The United Nations acknowledged on August 5 that nine staff members of the United Nations Relief and Works Agency for Palestinian Refugees (UNWRA) may have been involved in the October 7, 2023, Hamas attack on Israel, and will be fired.
This comes after the U.N. Office of Internal Oversight Services (OIOS) completed an investigation into allegations that nineteen UNRWA staff members were involved in the attacks, two of whom have since died.
UN Deputy Spokesperson Farhan Haq told reporters in New York that the OIOS was not able to independently authenticate information used by Israel to support the allegations it provided, which when revealed earlier this year generated sufficient concern globally to cause a number of major donor countries to cut off funding for UNRWA, most of which have quietly resumed providing some aid once the OIOS investigation had been launched.
There were ten of a total of nineteen cases in which OIOS was unable to verify Israeli allegations independently, saying there was zero or insufficient evidence to support the claims of staff members’ involvement. With respect to these ten cases, “appropriate measures will be taken in due course, in conformity with UNRWA Regulations and Rules” according to a media note released by the Secretary General’s office.
UNRWA had previously fired twelve staffers and put seven others on administrative leave without pay over the claims. The group of nine staffers the U.N. announced it had fired August 5 includes some from each group, according to UNRWA.
Israel has escalated calls for UNRWA’s shutdown since the war began, with this idea remaining a longstanding part of UN reform proposals put forward by U.S. Republicans.

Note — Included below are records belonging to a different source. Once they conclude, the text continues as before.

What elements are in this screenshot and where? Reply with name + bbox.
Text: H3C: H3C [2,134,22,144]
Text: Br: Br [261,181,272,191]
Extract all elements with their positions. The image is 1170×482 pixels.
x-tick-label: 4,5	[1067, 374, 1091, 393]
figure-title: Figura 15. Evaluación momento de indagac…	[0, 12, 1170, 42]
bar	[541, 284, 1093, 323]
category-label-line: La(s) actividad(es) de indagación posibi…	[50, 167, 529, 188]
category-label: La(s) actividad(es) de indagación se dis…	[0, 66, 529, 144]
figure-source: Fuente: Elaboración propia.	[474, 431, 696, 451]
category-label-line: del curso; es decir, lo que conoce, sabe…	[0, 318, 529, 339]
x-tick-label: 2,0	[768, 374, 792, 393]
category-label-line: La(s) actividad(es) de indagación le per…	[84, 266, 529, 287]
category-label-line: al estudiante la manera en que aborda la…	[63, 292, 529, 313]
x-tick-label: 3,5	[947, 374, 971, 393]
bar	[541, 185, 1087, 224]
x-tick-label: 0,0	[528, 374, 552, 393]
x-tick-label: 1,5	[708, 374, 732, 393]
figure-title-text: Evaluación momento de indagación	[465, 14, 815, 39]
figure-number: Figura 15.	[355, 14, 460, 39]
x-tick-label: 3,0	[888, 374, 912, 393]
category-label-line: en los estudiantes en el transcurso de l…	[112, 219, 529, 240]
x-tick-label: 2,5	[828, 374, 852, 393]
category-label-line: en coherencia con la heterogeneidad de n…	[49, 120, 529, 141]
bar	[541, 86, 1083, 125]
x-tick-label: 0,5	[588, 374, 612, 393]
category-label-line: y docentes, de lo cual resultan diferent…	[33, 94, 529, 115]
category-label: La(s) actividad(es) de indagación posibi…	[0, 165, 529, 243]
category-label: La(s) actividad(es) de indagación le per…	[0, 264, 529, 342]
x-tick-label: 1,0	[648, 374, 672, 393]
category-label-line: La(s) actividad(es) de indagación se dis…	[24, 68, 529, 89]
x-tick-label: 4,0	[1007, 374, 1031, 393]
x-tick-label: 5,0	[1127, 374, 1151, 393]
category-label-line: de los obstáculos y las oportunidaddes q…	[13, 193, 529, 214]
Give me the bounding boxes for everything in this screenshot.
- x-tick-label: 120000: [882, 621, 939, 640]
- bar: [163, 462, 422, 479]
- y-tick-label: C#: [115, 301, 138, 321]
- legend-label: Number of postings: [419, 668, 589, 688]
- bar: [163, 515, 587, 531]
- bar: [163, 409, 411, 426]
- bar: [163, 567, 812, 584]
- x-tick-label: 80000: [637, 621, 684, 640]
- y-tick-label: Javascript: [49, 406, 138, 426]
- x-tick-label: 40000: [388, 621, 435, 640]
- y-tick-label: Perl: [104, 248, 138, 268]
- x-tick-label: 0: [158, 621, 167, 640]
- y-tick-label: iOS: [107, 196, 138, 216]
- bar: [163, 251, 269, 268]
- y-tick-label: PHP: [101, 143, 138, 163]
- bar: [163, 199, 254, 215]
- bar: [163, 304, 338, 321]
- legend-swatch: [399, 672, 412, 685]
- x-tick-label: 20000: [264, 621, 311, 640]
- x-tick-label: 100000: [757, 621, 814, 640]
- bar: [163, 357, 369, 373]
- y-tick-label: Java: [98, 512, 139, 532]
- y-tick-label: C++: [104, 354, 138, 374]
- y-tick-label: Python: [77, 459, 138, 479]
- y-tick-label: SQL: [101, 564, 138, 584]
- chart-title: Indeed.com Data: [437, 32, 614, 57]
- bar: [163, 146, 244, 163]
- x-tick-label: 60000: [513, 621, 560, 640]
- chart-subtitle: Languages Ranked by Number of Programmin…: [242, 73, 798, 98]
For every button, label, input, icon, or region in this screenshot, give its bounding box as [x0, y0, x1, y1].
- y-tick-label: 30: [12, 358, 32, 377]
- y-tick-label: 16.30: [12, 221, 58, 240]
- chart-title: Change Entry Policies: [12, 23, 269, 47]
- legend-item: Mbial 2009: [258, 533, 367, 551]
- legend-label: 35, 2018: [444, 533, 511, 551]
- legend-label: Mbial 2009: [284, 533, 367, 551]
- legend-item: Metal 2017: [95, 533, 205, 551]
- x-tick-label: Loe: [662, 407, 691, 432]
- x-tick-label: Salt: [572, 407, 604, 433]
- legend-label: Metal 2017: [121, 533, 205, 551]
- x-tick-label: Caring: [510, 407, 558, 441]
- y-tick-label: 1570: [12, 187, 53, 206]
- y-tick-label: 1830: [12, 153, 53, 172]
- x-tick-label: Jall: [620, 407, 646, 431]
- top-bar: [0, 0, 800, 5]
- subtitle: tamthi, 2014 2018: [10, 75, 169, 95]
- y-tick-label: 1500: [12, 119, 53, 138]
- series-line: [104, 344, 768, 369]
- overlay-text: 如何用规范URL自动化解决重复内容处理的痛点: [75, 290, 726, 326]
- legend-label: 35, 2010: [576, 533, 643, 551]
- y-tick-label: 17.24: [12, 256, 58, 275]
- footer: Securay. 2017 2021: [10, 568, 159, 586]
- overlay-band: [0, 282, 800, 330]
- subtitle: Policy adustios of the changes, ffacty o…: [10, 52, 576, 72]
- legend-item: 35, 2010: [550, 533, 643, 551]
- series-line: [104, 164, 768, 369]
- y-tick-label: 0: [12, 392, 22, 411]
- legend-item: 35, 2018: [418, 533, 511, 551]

Israel has long accused UNRWA of collaborating with Hamas and turning a blind eye to the militant group’s activities. Throughout the war, it has released images of tunnels built next to UNRWA facilities and charged that many more UNRWA staffers than those who have been fired are members of militant groups. Israel has also expressed sharp disagreement with statements coming from various levels of the UN system minimizing the scandal as a case of “a few bad apples.”
During the war, far-right Israeli protesters demonstrating against the agency have set portions of the its facility in Jerusalem ablaze.
The spokesperson for Israel’s Ministry of Foreign Affairs, wrote on X following the announcement of the firings that Israel was again calling for donor countries to suspend UNRWA’s funding “as the funds may go to terrorist elements.”
“UNRWA is part of the problem and not part of the solution, and anyone who seeks the best interests of Israel, the Gaza Strip and the region should act to replace UNWRA’s activities with other agencies,” he wrote.
It is too little too late, but the truth is starting to come to light.
The probe by the UN's Office of Internal Oversight Services (OIOS) proves that Israel's assertions about the involvement of UNRWA employees in the October 7 massacre are credible and true.